Comments start with # and continue to the end of the line.
Other whitespace is ignored.
Each instruction increments IP by one unless otherwise stated.
The first instruction starts at IP = 0.
The whole memory (including M(0)) is treated as uninitialized at the start of a program.
Executing a nonexistent instruction or reading uninitialized memory results in an error.
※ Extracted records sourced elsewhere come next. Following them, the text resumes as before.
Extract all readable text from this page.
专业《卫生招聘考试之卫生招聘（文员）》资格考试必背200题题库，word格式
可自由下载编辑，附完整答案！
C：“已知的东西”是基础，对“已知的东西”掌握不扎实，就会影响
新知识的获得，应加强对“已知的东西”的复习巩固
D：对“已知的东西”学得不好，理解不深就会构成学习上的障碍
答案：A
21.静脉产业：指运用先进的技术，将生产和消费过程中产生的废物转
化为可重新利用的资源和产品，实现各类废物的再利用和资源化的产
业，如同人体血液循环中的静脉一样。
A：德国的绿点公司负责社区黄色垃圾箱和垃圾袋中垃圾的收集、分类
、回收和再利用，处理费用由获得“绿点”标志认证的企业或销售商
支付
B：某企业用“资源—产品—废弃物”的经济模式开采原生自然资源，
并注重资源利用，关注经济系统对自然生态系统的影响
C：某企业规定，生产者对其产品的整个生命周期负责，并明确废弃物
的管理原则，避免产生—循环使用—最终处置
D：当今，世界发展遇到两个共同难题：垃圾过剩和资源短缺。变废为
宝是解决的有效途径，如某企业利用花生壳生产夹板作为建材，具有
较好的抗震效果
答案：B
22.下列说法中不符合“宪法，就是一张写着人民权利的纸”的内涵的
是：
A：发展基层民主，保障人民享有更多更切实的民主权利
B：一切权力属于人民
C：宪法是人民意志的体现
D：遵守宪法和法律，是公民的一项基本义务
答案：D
| Instruction | Meaning | Cost |
|---|---|---|
GET |
M(0) <- a number from stdin |
100 |
PUT |
stdout <- M(0) |
100 |
LOAD i |
M(0) <- M(i) |
10 |
STORE i |
M(i) <- M(0) |
10 |
LOADI i |
M(0) <- M(M(i)) |
20 |
STOREI i |
M(M(i)) <- M(0) |
20 |
ADD i |
M(0) <- M(0) + M(i) |
10 |
SUB i |
M(0) <- M(0) - M(i) |
10 |
SHIFT i |
M(0) <- floor(M(0) * 2^M(i)) |
5 |
INC |
M(0) <- M(0) + 1 |
1 |
DEC |
M(0) <- M(0) - 1 |
1 |
JUMP j |
IP <- j |
1 |
JPOS j |
if M(0) > 0 then IP <- j else IP <- IP + 1 |
1 |
JZERO j |
if M(0) = 0 then IP <- j else IP <- IP + 1 |
1 |
JNEG j |
if M(0) < 0 then IP <- j else IP <- IP + 1 |
1 |
HALT |
stop execution | 0 |